Zweitstudium

Grundsätze zur Zweitstudiengebührenpflicht

Ab dem Wintersemester 2017/18 müssen alle Studierende, die ein zweites oder weiteres Studium in einem grundständigen Studiengang (Bachelor- oder Staatsexamensstudiengang) oder in einem zweiten oder in einem weiteren konsekutiven Masterstudiengang nach einem in der Bundesrepublik Deutschland erworbenen Hochschulabschluss oder gleichwertigen Abschluss aufnehmen (Zweitstudium), Gebühren in Höhe von 650 Euro pro Semester (Zweitstudiengebühr) bezahlen. Hinzu kommen die bislang schon üblichen Studienbeiträge.

Eine Zweitstudiengebühr wird nicht erhoben, soweit für das Zweitstudium bereits eine Gebühr für Internationale Studierende erhoben wird. Im Ausland erworbene Hochschulabschlüsse bleiben unberücksichtigt.

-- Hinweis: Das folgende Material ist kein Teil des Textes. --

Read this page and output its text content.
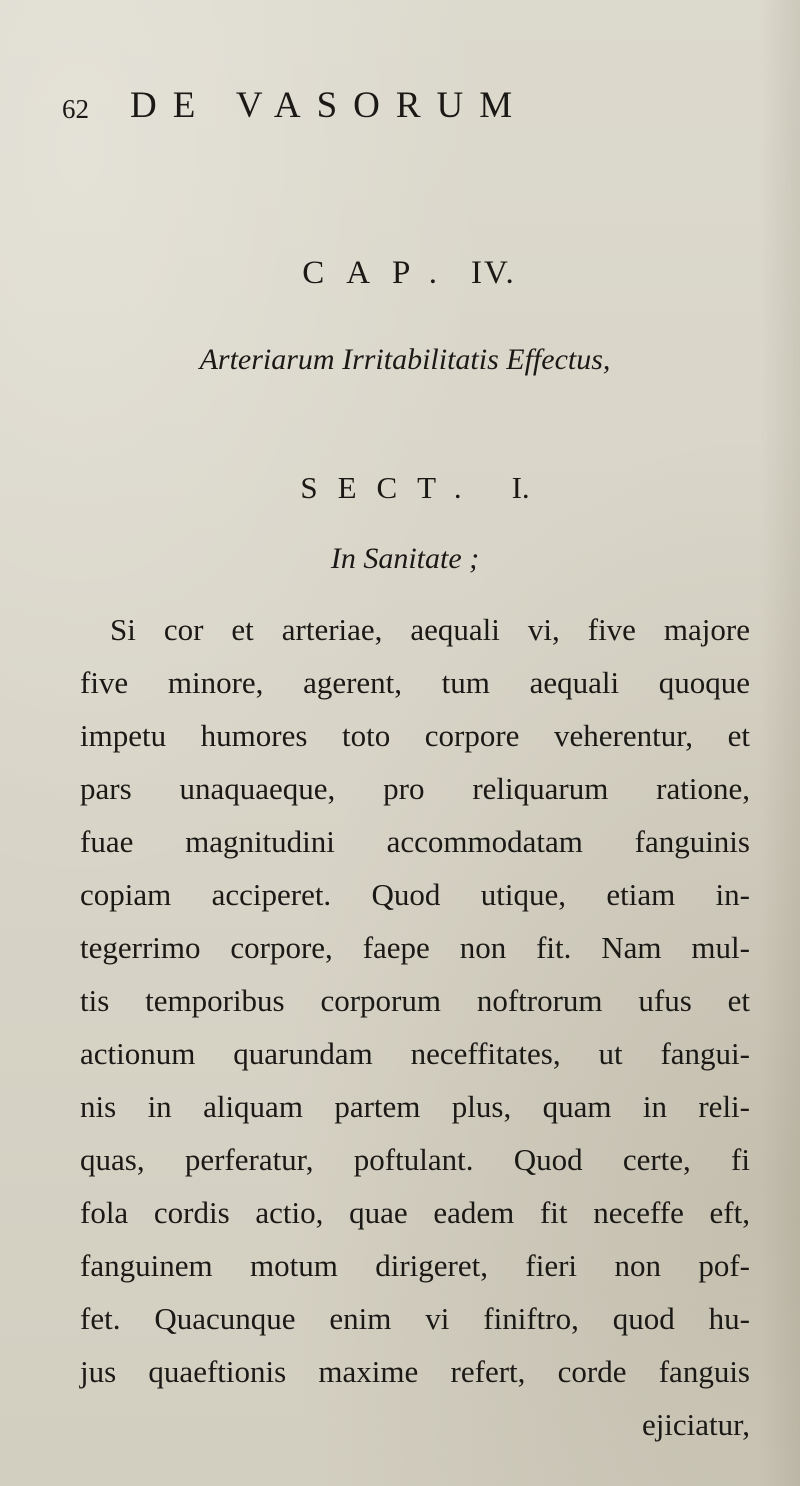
62 DE VASORUM
CAP. IV.
Arteriarum Irritabilitatis Effectus,
SECT. I.
In Sanitate ;
Si cor et arteriae, aequali vi, five majore
five minore, agerent, tum aequali quoque
impetu humores toto corpore veherentur, et
pars unaquaeque, pro reliquarum ratione,
fuae magnitudini accommodatam fanguinis
copiam acciperet. Quod utique, etiam in-
tegerrimo corpore, faepe non fit. Nam mul-
tis temporibus corporum noftrorum ufus et
actionum quarundam neceffitates, ut fangui-
nis in aliquam partem plus, quam in reli-
quas, perferatur, poftulant. Quod certe, fi
fola cordis actio, quae eadem fit neceffe eft,
fanguinem motum dirigeret, fieri non pof-
fet. Quacunque enim vi finiftro, quod hu-
jus quaeftionis maxime refert, corde fanguis
ejiciatur,
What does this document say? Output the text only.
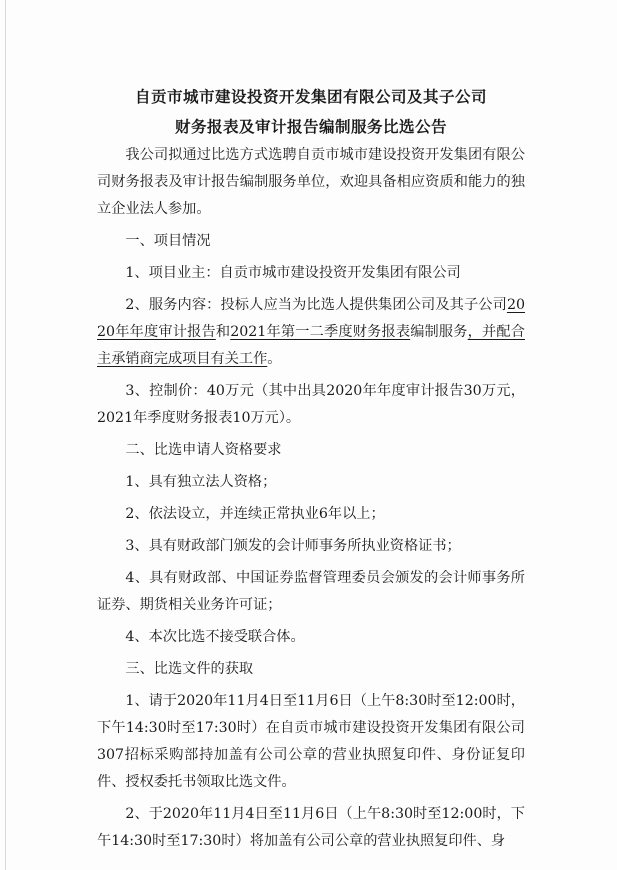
自贡市城市建设投资开发集团有限公司及其子公司
财务报表及审计报告编制服务比选公告
我公司拟通过比选方式选聘自贡市城市建设投资开发集团有限公司财务报表及审计报告编制服务单位，欢迎具备相应资质和能力的独立企业法人参加。
一、项目情况
1、项目业主：自贡市城市建设投资开发集团有限公司
2、服务内容：投标人应当为比选人提供集团公司及其子公司2020年年度审计报告和2021年第一二季度财务报表编制服务，并配合主承销商完成项目有关工作。
3、控制价：40万元（其中出具2020年年度审计报告30万元，2021年季度财务报表10万元）。
二、比选申请人资格要求
1、具有独立法人资格；
2、依法设立，并连续正常执业6年以上；
3、具有财政部门颁发的会计师事务所执业资格证书；
4、具有财政部、中国证券监督管理委员会颁发的会计师事务所证券、期货相关业务许可证；
4、本次比选不接受联合体。
三、比选文件的获取
1、请于2020年11月4日至11月6日（上午8:30时至12:00时，下午14:30时至17:30时）在自贡市城市建设投资开发集团有限公司307招标采购部持加盖有公司公章的营业执照复印件、身份证复印件、授权委托书领取比选文件。
2、于2020年11月4日至11月6日（上午8:30时至12:00时，下午14:30时至17:30时）将加盖有公司公章的营业执照复印件、身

Der Wechsel von Studienfächern innerhalb eines Studiengangs oder der Wechsel des gesamten Studiengangs ohne Abschluss, führt nicht zur Erhebung einer Zweitstudiengebühr. Dasselbe gilt für das Studium eines Erweiterungsfaches im Rahmen eines Lehramtsstudienganges.

Für Studierende, die gleichzeitig in zwei oder mehreren unterschiedlichen Studiengängen an derselben oder mehreren Hochschulen des Landes eingeschrieben sind (Parallelstudium), wird die Zweitstudiengebührenpflicht erst mit Beginn des auf das Datum des ersten Abschlusszeugnisses eines der Studiengänge folgenden Semesters eintreten; dies gilt nicht für ein Erweiterungsfach im Rahmen eines Lehramtsstudienganges.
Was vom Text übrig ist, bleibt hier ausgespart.